Professor of English and Director of Creative Writing and Poetics

John Wilkinson's most recent books of poetry are Ghost Nets (Omnidawn 2016) and Reckitt's Blue (Seagull 2013). A selected poems, Schedule of Unrest, was published by Salt in 2015. Born in London and educated at Cambridge and Harvard, he worked in mental health services in the industrial West Midlands, South Wales and the East End of London before moving to the University of Notre Dame as Writer in Residence in 2005. He joined the English Department at Chicago in 2010 as Professor of Practice in the Arts and is now full Professor. As well as eleven books of poetry and several chapbooks, he has also published a critical collection, The Lyric Touch (Salt 2007) and many subsequent critical essays on modernist and contemporary British and American poetry and painting. 

 

DAVID WRAY

Associate Professor of Classics

LYNN XU

Collegiate Assistant Professor in Poetry

Lynn Xu is the author of Debts & Lessons (Omnidawn, 2013), which was a finalist for the L.A. Times Book Prize.

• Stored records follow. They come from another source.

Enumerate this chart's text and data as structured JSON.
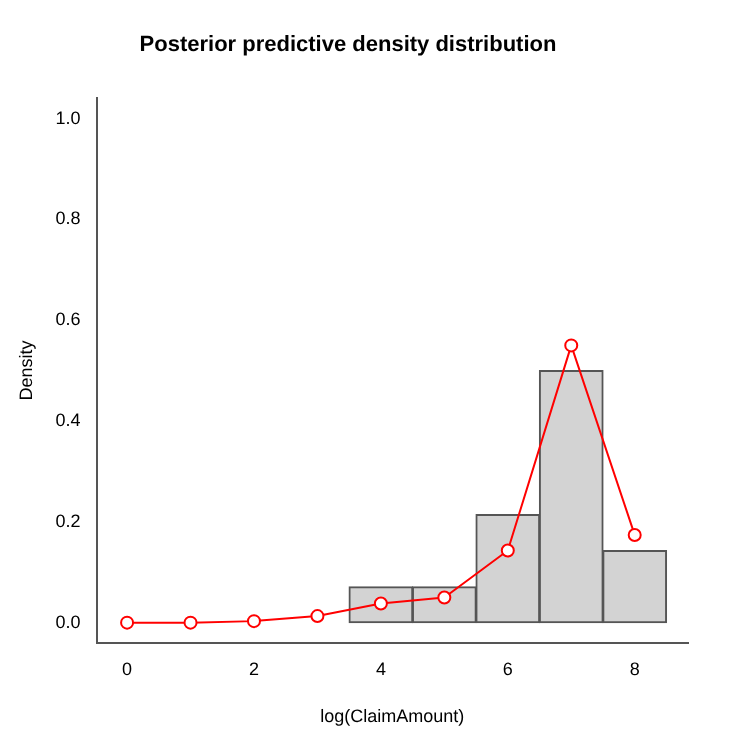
{
  "chart_data": {
    "type": "histogram",
    "title": "Posterior predictive density distribution",
    "xlabel": "log(ClaimAmount)",
    "ylabel": "Density",
    "series": [
      {
        "bins": [
          3.5,
          4.5,
          5.5,
          6.5,
          7.5,
          8.5
        ],
        "values": [
          0.071,
          0.071,
          0.214,
          0.5,
          0.143
        ],
        "color": "#d3d3d3"
      },
      {
        "type": "line",
        "x": [
          0,
          1,
          2,
          3,
          4,
          5,
          6,
          7,
          8
        ],
        "values": [
          0,
          0,
          0.003,
          0.013,
          0.038,
          0.05,
          0.143,
          0.55,
          0.174
        ],
        "color": "#ff0000",
        "marker": "circle"
      }
    ],
    "xlim": [
      -0.48,
      8.84
    ],
    "ylim": [
      -0.04,
      1.04
    ],
    "xticks": [
      0,
      2,
      4,
      6,
      8
    ],
    "yticks": [
      {
        "value": 0,
        "label": "0.0"
      },
      {
        "value": 0.2,
        "label": "0.2"
      },
      {
        "value": 0.4,
        "label": "0.4"
      },
      {
        "value": 0.6,
        "label": "0.6"
      },
      {
        "value": 0.8,
        "label": "0.8"
      },
      {
        "value": 1,
        "label": "1.0"
      }
    ],
    "grid": false,
    "legend": false
  }
}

She has received fellowships from the National Endowment for the Arts and the Fulbright Foundation. For her doctoral studies at the University of California at Berkeley, she was awarded a William L. Magistretti Fellowship and a Jacob K. Javits Fellowship. Xu has a BA from UC Berkeley and an MFA from Brown University, and is an editor at Canarium Books.